FRIDAY, April 29, 2016 (HealthDay News) — Use of V1 and V2 leads recorded in the second and third intercostal spaces (High-ICS) increases the diagnostic yield for Brugada syndrome (BrS), according to a study published online April 21 in the Journal of Cardiovascular Electrophysiology.

Antonio Curcio, M.D., Ph.D., from the Magna Graecia University in Catanzaro, Italy, and colleagues identified 300 subjects from a Brugada syndrome registry, without a diagnostic coved ST-segment elevation in conventional V1 to V3 leads. They examined the clinical presentation and arrhythmic risk in this subgroup of patients discovered only with modified leads.

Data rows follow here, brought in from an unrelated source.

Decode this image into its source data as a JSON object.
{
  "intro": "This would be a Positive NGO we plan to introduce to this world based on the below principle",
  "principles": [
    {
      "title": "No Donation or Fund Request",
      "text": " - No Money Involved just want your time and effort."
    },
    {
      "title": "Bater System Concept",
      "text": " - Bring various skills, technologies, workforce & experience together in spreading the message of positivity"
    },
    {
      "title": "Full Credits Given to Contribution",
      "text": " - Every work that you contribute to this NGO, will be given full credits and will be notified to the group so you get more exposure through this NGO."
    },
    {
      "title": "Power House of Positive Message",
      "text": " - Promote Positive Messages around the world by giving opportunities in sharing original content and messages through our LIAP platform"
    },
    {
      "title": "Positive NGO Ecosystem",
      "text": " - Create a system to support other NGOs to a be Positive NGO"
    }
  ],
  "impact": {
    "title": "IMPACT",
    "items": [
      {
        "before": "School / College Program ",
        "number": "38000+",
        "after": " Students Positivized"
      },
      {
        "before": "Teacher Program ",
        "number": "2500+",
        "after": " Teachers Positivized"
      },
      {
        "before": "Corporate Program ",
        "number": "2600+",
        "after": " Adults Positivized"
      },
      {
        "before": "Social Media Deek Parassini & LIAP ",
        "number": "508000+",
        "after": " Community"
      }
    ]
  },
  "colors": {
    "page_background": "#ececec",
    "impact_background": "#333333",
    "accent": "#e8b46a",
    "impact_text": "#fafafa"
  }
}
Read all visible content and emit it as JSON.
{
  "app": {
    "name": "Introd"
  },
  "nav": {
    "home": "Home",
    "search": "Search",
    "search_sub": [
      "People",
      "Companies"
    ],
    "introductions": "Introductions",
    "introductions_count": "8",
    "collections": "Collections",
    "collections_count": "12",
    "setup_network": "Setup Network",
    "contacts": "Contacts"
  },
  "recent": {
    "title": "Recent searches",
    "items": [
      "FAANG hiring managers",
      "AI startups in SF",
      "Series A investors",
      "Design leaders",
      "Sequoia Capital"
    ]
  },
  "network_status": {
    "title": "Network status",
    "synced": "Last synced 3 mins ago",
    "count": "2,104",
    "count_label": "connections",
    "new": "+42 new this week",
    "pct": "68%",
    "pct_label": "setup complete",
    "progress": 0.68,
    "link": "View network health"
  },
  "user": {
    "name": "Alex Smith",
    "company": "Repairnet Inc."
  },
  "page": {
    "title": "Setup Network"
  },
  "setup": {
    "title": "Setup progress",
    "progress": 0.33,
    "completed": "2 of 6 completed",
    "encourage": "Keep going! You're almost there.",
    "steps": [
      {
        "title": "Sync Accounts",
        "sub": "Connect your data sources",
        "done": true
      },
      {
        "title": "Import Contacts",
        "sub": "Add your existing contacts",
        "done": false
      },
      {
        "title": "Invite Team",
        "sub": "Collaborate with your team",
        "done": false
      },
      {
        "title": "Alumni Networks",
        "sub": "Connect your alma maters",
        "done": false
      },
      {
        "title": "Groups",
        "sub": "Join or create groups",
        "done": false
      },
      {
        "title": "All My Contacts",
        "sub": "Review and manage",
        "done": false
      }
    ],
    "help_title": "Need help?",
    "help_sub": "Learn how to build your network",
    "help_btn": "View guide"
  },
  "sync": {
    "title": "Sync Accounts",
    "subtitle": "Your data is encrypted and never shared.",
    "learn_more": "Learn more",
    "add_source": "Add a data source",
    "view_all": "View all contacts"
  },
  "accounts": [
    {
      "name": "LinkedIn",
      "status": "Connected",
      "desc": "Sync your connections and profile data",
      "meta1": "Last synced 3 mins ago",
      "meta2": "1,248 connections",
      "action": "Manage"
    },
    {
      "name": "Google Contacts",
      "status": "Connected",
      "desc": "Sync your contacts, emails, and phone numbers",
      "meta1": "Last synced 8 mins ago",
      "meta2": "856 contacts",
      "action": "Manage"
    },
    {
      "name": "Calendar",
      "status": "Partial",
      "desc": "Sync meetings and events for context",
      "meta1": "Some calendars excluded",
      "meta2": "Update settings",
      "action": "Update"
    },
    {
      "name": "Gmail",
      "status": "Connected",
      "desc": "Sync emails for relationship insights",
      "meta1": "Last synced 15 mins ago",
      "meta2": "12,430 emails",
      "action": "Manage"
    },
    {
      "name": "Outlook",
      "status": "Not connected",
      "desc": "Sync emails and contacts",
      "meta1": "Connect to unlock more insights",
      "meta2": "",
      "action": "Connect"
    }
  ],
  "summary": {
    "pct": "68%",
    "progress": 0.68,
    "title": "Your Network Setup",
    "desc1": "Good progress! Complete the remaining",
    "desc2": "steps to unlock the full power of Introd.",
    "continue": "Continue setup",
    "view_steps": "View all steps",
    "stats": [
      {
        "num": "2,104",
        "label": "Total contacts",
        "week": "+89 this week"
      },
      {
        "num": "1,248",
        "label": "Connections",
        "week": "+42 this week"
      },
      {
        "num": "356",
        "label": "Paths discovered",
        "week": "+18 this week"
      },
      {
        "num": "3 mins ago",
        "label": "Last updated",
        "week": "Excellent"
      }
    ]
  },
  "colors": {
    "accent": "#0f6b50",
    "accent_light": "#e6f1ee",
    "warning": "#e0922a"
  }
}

The researchers found that 21.3 percent of the patients (64 patients) were diagnosed with High-ICS. Four of the patients were diagnosed at baseline, while 60 were diagnosed after drug-challenge with sodium-channel blockers. Overall, 4.7 percent of patients with spontaneous abnormal electrocardiogram experienced cardiac events, with an annual event rate of 0.11 percent, which was similar to that of the low-risk BrS category diagnosed in standard leads.

“This study demonstrates that the use of new diagnostic criteria for BrS allows increasing the diagnostic yield by 20 percent and that the arrhythmic risk is low when BrS can be established only in High-ICS,” the authors write. “We also show that the prognostic value of spontaneous electrocardiogram pattern is confirmed in this subgroup.”